In a packed morning “subway” car, I accidentally witnessed such a scene. Two familiar women collided face-to-face. They squealed: “Well, how are things?” — “Oh, total stress!”
Ever since the outstanding Canadian physiologist G. Selye launched that word into orbit, it has firmly entered our lexicon alongside “satellites,” “microcalculator,” and “aerobics.” Stress never lets us forget itself through an enormous number of heart attacks and neuroses, various dystonias. Even an ulcer is considered a social disease.
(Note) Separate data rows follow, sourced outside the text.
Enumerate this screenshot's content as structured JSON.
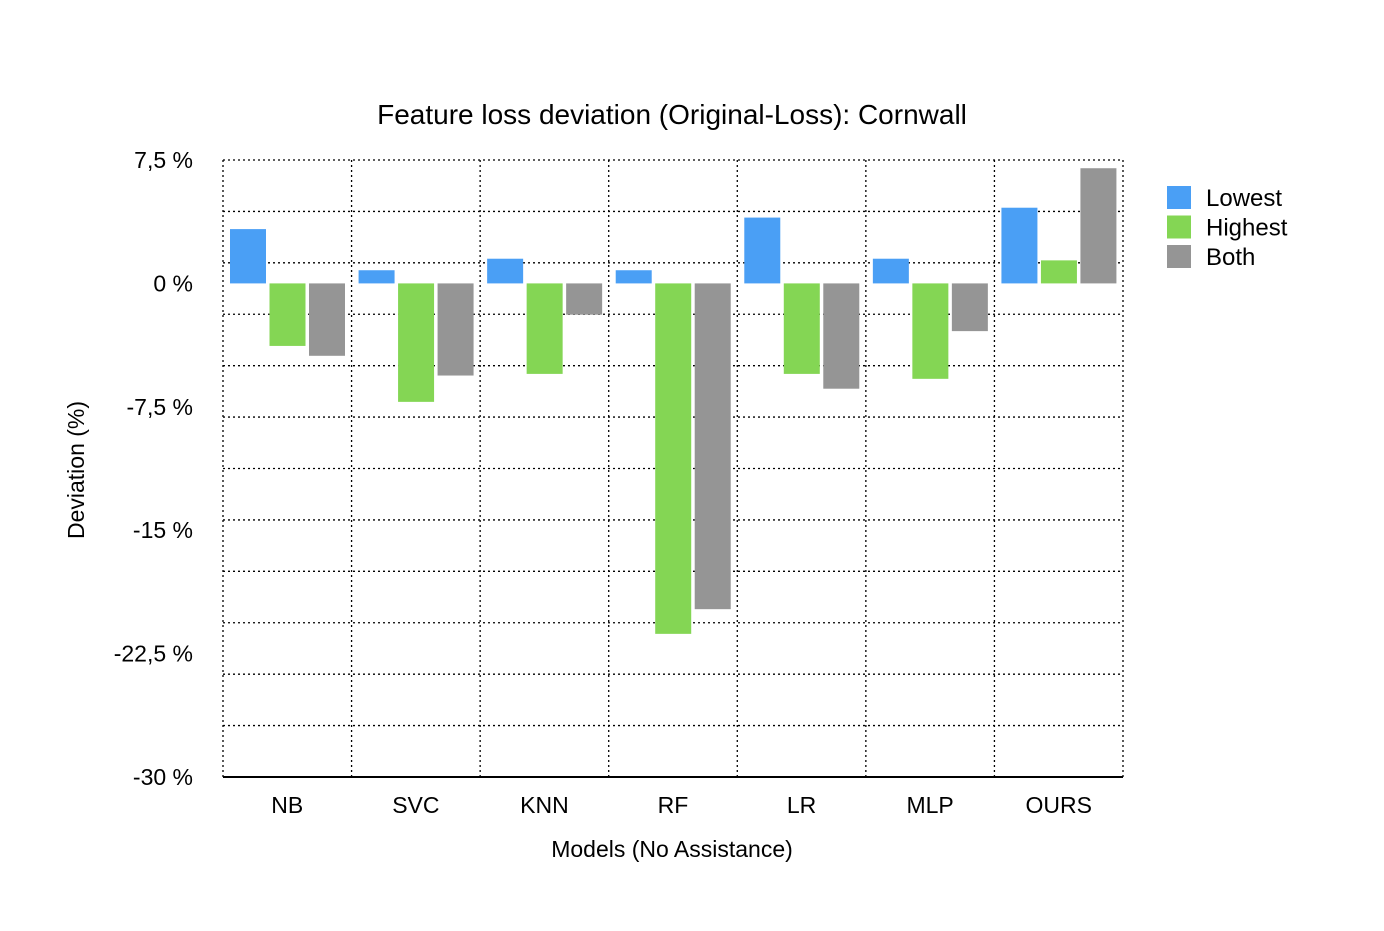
{
  "chart_data": {
    "type": "bar",
    "title": "Feature loss deviation (Original-Loss): Cornwall",
    "xlabel": "Models (No Assistance)",
    "ylabel": "Deviation (%)",
    "categories": [
      "NB",
      "SVC",
      "KNN",
      "RF",
      "LR",
      "MLP",
      "OURS"
    ],
    "series": [
      {
        "name": "Lowest",
        "color": "#4a9ff5",
        "values": [
          3.3,
          0.8,
          1.5,
          0.8,
          4.0,
          1.5,
          4.6
        ]
      },
      {
        "name": "Highest",
        "color": "#84d654",
        "values": [
          -3.8,
          -7.2,
          -5.5,
          -21.3,
          -5.5,
          -5.8,
          1.4
        ]
      },
      {
        "name": "Both",
        "color": "#959595",
        "values": [
          -4.4,
          -5.6,
          -1.9,
          -19.8,
          -6.4,
          -2.9,
          7.0
        ]
      }
    ],
    "ylim": [
      -30,
      7.5
    ],
    "y_ticks": [
      7.5,
      0,
      -7.5,
      -15,
      -22.5,
      -30
    ],
    "y_tick_labels": [
      "7,5 %",
      "0 %",
      "-7,5 %",
      "-15 %",
      "-22,5 %",
      "-30 %"
    ],
    "grid": true,
    "grid_style": "dotted",
    "legend_position": "right"
  }
}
People started running in the mornings, plunging into pools in their free time, and stomping over rubberized tennis court surfaces. “Meet the troubles of life with a brisk jog”—besides this simple motto and tranquilizers (alas, not harmless for health) to relieve stress, medicine can offer nothing else.
But what if someone appeared and said: “A few absolutely non-burdensome, even pleasant trainings—and I will teach you to control your body”? Would we go after him?
We would.
He would teach a student to arrive cheerful for exams during exhausting sessions; he would spare a woman worker at a watch factory the prospect of professional myopia; he would keep a sleepless official from insomnia and teach him to fall asleep sweetly at a convenient time. He would cure our city migraines, and we would go to the dentist with smiles on every last tooth, because we would learn not to feel pain.
The mysterious leans toward the marvelous. The marvelous leans toward mysticism. Hard to believe that someone might have a key to himself.